Before We Go Any Further

Someone asked me if I was in love with you and I said
That No Boundaries had been crossed
And No Bad Decisions had been made,
So I didn’t think so.

No, I’m not in love with you but I do think about us,
both together and separately,
and about being together separately. 
There’s solidarity and being solitary and how these con____.
(And serendipity.) Not sure that’s in love.

I think about you using your hands and your mouth
sneaking, then sliding then working your way
Into my negative space, Interstitial as fuck, dark matter
Pulling my matter toward yours,
and me biting down on your nipple.
Fuck yeah that’s not love.

‘We can see the surface of the water from below, 
From where we are right now,
And the bottoms of the feets of the water-bugs.’ 
—You remind me to think of these types of things, 
which is an easily in-love-with-able way of thinking.

But what people talk about when we talk about love
Is not really my suburban business, darling. 
I think you know that my job is a bigger job. 

So I’m not going to use
the word muse or love or any of that. 

To remind you that my job is a bigger job
Is probably enough. You see, 
I’ve got to go make a hummingbird
For some lonely flowers. And it’s true 
I much prefer the precision of this work
To the discussion of love. 

So before we go any further,
I may or may not be in love with you
And I may or may not know what to do with that,
but at least these accurate birds can be made.

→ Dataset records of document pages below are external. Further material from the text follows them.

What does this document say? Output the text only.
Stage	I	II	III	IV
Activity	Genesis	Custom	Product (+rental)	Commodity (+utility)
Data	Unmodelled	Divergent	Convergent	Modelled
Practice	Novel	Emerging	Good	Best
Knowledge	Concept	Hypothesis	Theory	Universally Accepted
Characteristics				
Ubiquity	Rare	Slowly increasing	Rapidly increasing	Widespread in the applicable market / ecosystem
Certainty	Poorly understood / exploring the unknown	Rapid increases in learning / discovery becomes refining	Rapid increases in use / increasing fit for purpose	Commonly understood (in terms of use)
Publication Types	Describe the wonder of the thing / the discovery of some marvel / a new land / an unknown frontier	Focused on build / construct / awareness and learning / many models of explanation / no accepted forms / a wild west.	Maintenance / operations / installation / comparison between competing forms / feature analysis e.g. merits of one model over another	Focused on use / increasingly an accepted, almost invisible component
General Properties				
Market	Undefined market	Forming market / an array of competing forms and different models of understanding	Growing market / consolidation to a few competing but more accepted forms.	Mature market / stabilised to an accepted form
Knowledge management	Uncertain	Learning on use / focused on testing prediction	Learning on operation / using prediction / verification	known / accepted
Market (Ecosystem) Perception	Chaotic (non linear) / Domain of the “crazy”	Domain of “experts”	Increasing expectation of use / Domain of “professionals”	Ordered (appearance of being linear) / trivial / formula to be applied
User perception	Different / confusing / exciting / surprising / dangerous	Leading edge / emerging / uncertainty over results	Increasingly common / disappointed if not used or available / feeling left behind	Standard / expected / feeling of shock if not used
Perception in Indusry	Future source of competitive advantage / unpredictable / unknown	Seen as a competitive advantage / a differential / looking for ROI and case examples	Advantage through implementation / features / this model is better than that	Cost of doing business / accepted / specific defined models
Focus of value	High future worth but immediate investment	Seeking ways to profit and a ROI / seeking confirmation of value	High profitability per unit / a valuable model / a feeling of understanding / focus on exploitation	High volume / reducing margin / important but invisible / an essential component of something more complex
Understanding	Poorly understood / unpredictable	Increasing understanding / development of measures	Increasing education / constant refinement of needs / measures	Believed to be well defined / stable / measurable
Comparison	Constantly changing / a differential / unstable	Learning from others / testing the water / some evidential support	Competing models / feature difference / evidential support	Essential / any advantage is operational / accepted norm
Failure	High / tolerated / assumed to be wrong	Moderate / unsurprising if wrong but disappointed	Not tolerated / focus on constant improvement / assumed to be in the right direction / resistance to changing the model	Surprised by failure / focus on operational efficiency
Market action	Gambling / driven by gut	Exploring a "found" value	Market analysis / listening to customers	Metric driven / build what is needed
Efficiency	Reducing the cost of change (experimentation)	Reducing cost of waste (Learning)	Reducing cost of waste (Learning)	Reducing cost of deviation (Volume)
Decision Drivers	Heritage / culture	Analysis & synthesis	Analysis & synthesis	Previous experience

Things are Hard to Name (and Hard Things to Name)

Read Time: 02:23

There are two reasons I write.  

First: a dream I don’t remember now, but one I did write down. The record of this dream is a torn, half-scrap of paper in the box labeled “Most Important.” It reads: “I cut myself to write with blood I had no ink. Who is a philosopher has gold in his bones.”

Second: also from the “Most Important” box, a newspaper clip from the New York Times, June 17, 2018, with the title, “What Kept Me from Killing Myself.” The article is written by a recovering alcoholic and Iraq veteran, and the first sentence is, “Books saved my life.” The author is unnamed.

***

Five years ago, I wrote a real nice, blowhardy essay about ‘Why I Write.’ Most every writer—especially if you have an ISBN number and a black and white photo with your dog on the back sleeve of your book—feels the need to make such a statement of purpose.

Time has a way of eroding things and changing us, and sometimes we better understand what is simple, smooth, essential and good only after some time has passed. This is to say that reading ‘why I write’ from five years ago was annoying—annoying like the black and white author/dog pictures. (Use the word armchair, here. It fits, and is super annoying.) 

The honest-to-goodness care with which I wrote the piece feels juvenile. It is a delightful piece in many ways, but perhaps too hopeful. The perfect title for it, if I could re-choose, is already in use by another author, Durga Chew-Bose: Too Much and Not the Mood.

(Cf. Why I Write: 1. Because if I don’t write it, other people will)

I do not have a ISBN number and I have never had a dog, and yet at one point I answered ‘why I write’ with alarming alacrity. I was finally able to tell you, reader. I was excited for you to know. I was finally able to elucidate each ‘why’ and I numbered them one through seven. I wrote this in 2014, and it is in many ways a love letter to you, reader. A love letter I never delivered. I never published it anywhere at all. 

Of course there’s a whole different world of ‘why’ behind that failing, and the ‘why’ of failure and love is especially hard to name for uncountably many reasons. When we touch things like failure and love with precise language, it makes the experience decidedly real, completely palpable and totally true. The starkness of language which names and talks openly about love and failure is at first humiliating and then, much later, if we don’t die of that humiliation, healing.

***

Five years ago, I made a definite statement regarding ‘Why I Write,’ using seven illustrated points with reasons and references (move the armchair over here).

Now I have only two reasons, and though they are immutable derivations of the original ‘why’, they are also far less exact, the movement of a cloud formation you once knew the name of.